Roma, 27 gen. (Adnkronos) - La terra trema ancora al Nord Italia. Una forte scossa di terremoto è stata avvertita questo pomeriggio, pochi minuti prima delle 16, dal Trentino al Veneto, dal Friuli Venezia Giulia al Piemonte, dalla Liguria alla Toscana.
Secondo le prime informazioni fornite dall'Ingv, l'epicentro è stato nel distretto sismico di Frignano, Appennino parmense. Secondo i rilievi dell'Istituto Nazionale di Geofisica e Vulcanologia l'evento sismico è stato registrato alle 15.53 con magnitudo di 5.4. Le località prossime all'epicentro sono Corniglio, Berceto, Monchio delle Corti e Palanzano. A una prima stima il terremoto si sarebbe verificato a 60 km di profondità.
Dopo circa 30 minuti dal sisma più intenso sono state avvertite dalla popolazione in provincia di Parma altre due scosse. Secondo i rilievi registrati dall'Istituto Nazionale di Geofisica e Vulcanologia gli eventi sismici sono stati registrati rispettivamente alle 16.23 (con magnitudo di 2.7) e alle 16.34 (magnitudo 3.2).
Sono in corso le verifiche della Sala Situazione Italia del Dipartimento della Protezione Civile ''rispetto a eventuali danni a persone e/o cose''.
"Stiamo facendo le verifiche per capire se si tratta della stessa faglia interessata dalla scossa di mercoledì scorso con epicentro nel reggiano oppure no. Comunque è stata una scossa molto profonda e per questo motivo è stata avvertita distintamente in un raggio fino a 100 chilometri, fino a Milano e Genova, ma anche in Toscana e in Veneto", ha riferito all'ADNKRONOS il direttore dell'Agenzia regionale della Protezione civile dell'Emilia Romagna, Demetrio Egidi.
"Ovviamente come succede in questi casi, nei Comuni più vicini all'epicentro, le persone si sono riversate in strada, ma stiamo chiedendo che, negli altri capoluoghi, si eviti di fare altrettanto", ha riferito ancora Egidi.

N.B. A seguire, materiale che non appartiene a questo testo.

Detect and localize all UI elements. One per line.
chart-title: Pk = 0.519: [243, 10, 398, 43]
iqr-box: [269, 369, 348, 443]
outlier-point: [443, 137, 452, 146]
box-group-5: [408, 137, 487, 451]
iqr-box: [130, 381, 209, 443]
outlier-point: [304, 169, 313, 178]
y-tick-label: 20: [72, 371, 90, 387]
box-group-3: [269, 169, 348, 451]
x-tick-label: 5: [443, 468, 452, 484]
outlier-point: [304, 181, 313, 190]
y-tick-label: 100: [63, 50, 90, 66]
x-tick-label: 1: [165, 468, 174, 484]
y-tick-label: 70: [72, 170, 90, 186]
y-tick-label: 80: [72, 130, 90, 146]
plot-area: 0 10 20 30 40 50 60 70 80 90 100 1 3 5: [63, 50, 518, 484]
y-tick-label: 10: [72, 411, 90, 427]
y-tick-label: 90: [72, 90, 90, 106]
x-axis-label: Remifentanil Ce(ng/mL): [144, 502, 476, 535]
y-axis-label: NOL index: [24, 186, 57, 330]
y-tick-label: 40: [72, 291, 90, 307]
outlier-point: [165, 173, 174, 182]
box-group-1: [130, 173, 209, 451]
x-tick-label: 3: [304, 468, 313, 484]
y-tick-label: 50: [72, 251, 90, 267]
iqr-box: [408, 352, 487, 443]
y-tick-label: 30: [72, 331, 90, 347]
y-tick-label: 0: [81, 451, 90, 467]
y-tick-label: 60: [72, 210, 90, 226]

"C'è stata tanta paura perché la scossa è stata lunga e forte, ma non ci sono feriti", ha detto all'ADNKRONOS il sindaco di Berceto Luigi Lucchi. "Al momento non sembra ci siano grossi danni - prosegue il primo cittadino - ma stiamo andando a vedere la situazione del Duomo che è una chiesa con più di 1.300 anni". La struttura romanica risale infatti al 712.
Massimo De Matteis, il sindaco di Corniglio, ha riferito all'Adnkronos che "la situazione è sotto controllo, non ci risultano danni a persone o cose, stiamo ancora facendo le verifiche, ma domani in via precauzionale, considerato anche che è sabato, le scuole nel nostro territorio comunale rimarranno chiuse".
Danni si registrano al patrimonio culturale di Colorno (Parma). "Tre statue della Reggia di Colorno sono cadute" e "sono rimaste parecchio danneggiate", ha riferito all'Adnkronos l'assessore al Patrimonio Marco Boschini. "Fortunatamente non c'è stato nessun ferito - ha continuato l'assessore - perché l'area era già stata messa in sicurezza a causa della scossa dei giorni scorsi". E' l'unico danno al momento registrato nella cittadina del parmense, a parte "la caduta di alcuni calcinacci nel duomo".
Per quanto riguarda i grandi centri urbani, la scossa è stata avvertita nelle città di Bologna, Milano, dove i Vigili del fuoco hanno dato istruzione ai dirigenti scolastici di evacuare temporaneamente le strutture, Firenze, nei piani alti dei palazzi, a Trento, soprattutto nei piani alti delle abitazioni, e in misura minore a Bolzano. La scossa è stata avvertita anche a Perugia.
''Il terremoto è stato avvertito anche all'isola del Giglio, ma non c'è nessun danno'' per la stabilità dello scafo, ha detto il portavoce dei Vigili del Fuoco, Luca Cari. ''Altrimenti sarebbero scattati subito gli allarmi - ha spiegato Luca Cari - lo scafo è monitorato costantemente''.
Il capo Dipartimento della Protezione Civile, Franco Gabrielli, ha convocato per questa sera alle 19.30 un Comitato operativo presso la sede del Dipartimento a Roma, per fare il punto complessivo sulle attività sismiche che stanno interessando il Paese, in particolare in questi giorni al Nord Italia.